L’esordio di Roberto De Paolis non si distacca molto da quel che si potrebbe prevedere, anche nello stile di messa in scena si adegua alla camera a mano, alle camminate seguite da dietro, agli attori professionisti mescolati a non professionisti e ad una generale contemplazione della quotidianità prima di inserirci dentro l’intreccio di finzione. Eppure Cuori Puri, a partire dal titolo, è su un altro livello rispetto ai molti film simili che conosciamo, non ha la mestizia ripetitiva e priva di idee dei tipici esordi italiani ma anzi ha il respiro e l'arroganza di chi si impone all'attenzione degli altri con capacità che sono tutte sue.
La ricetta è semplice e tradizionale: mescolare il duro del contesto, della vita, della lingua parlata e degli atteggiamenti ostentati, con il molle dell’intimità dei personaggi, l’agro della situazione e dello stile di ripresa con il dolce dei sentimenti fino a lasciare che i due estremi si arricchiscano e radicalizzino a vicenda.
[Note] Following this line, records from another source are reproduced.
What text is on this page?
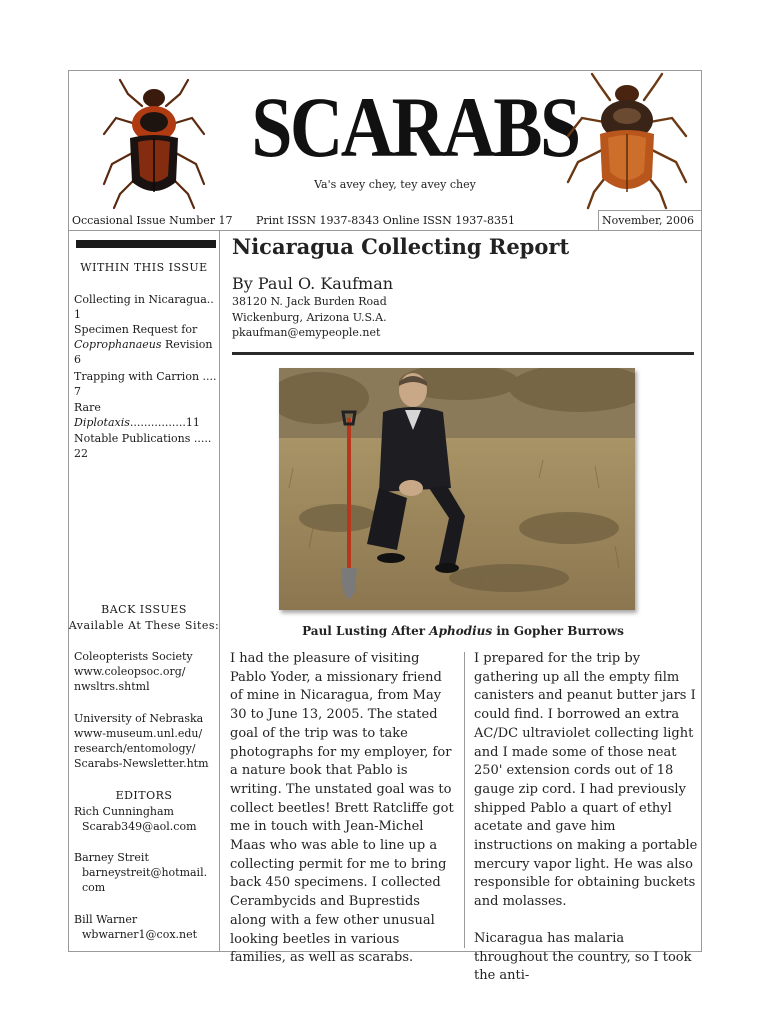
SCARABS
Va's avey chey, tey avey chey
Occasional Issue Number 17 Print ISSN 1937-8343 Online ISSN 1937-8351	November, 2006
WITHIN THIS ISSUE
Collecting in Nicaragua.. 1
Specimen Request for
Coprophanaeus Revision 6
Trapping with Carrion .... 7
Rare Diplotaxis................11
Notable Publications ..... 22
BACK ISSUES
Available At These Sites:
Coleopterists Society
www.coleopsoc.org/
nwsltrs.shtml
University of Nebraska
www-museum.unl.edu/
research/entomology/
Scarabs-Newsletter.htm
EDITORS
Rich Cunningham
Scarab349@aol.com
Barney Streit
barneystreit@hotmail.
com
Bill Warner
wbwarner1@cox.net
Nicaragua Collecting Report
By Paul O. Kaufman
38120 N. Jack Burden Road
Wickenburg, Arizona U.S.A.
pkaufman@emypeople.net
Paul Lusting After Aphodius in Gopher Burrows

I had the pleasure of visiting Pablo Yoder, a missionary friend of mine in Nicaragua, from May 30 to June 13, 2005. The stated goal of the trip was to take photographs for my employer, for a nature book that Pablo is writing. The unstated goal was to collect beetles! Brett Ratcliffe got me in touch with Jean-Michel Maas who was able to line up a collecting permit for me to bring back 450 specimens. I collected Cerambycids and Buprestids along with a few other unusual looking beetles in various families, as well as scarabs.

I prepared for the trip by gathering up all the empty film canisters and peanut butter jars I could find. I borrowed an extra AC/DC ultraviolet collecting light and I made some of those neat 250' extension cords out of 18 gauge zip cord. I had previously shipped Pablo a quart of ethyl acetate and gave him instructions on making a portable mercury vapor light. He was also responsible for obtaining buckets and molasses.

Nicaragua has malaria throughout the country, so I took the anti-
Nei casi peggiori questo melange produce o un eccesso di zuccheri che coccolano i personaggi, pretendono una lacrima e santificano il loro statuto, oppure si finisce nel territorio della freddezza; nei casi migliori esce un film così capace di far sbocciare un fiore nel cemento con grazia e abbondanza di immagini a favore delle parole, che sembra anche in grado di cambiare la maniera con cui (nel mondo reale) guardiamo quegli stessi personaggi o quei paesaggi. Questo è Cuori Puri. Credevamo che Fiore, di Claudio Giovannesi, fosse un caso isolato, invece De Paolis dimostra il contrario. Le loro sono storie che ci appartengono e così lo stile con cui vengono narrate, quello che gli dà valore e le fa passare da fattarelli a grandi avventure umane.

De Paolis ha infatti la rara abilità di centrare sia alcune delle svolte centrali della storia (la chiusa all’inseguimento finale dello zingaro sembra gridare ad alta voce il titolo stesso del film), sia dei piccoli momenti di transizione come quando i due personaggi guardano il medesimo fumo nero in lontananza, uno stacco di montaggio che, come tutto il film, fa battere il cuore per motivi che alla ragione rimangono oscuri. Lo fa fino a trasformare la banalità più gigantesca, che i protagonisti siano davvero dei cuori puri, in una verità cocente e quasi ardita!

Addirittura verso la fine un’alba problematica fatta di sangue, nudità, peregrinazioni inutili e una menzogna, tira le fila di tutto, mettendo la ciliegina sulla torta del film, con una sequenza fondata sulla capacità visiva di sintetizzare eventi, tensioni, desideri e paure senza temere di dare anche un po’ fastidio allo spettatore, di trascinarlo nella parte meno desiderabile dei suoi sentimenti.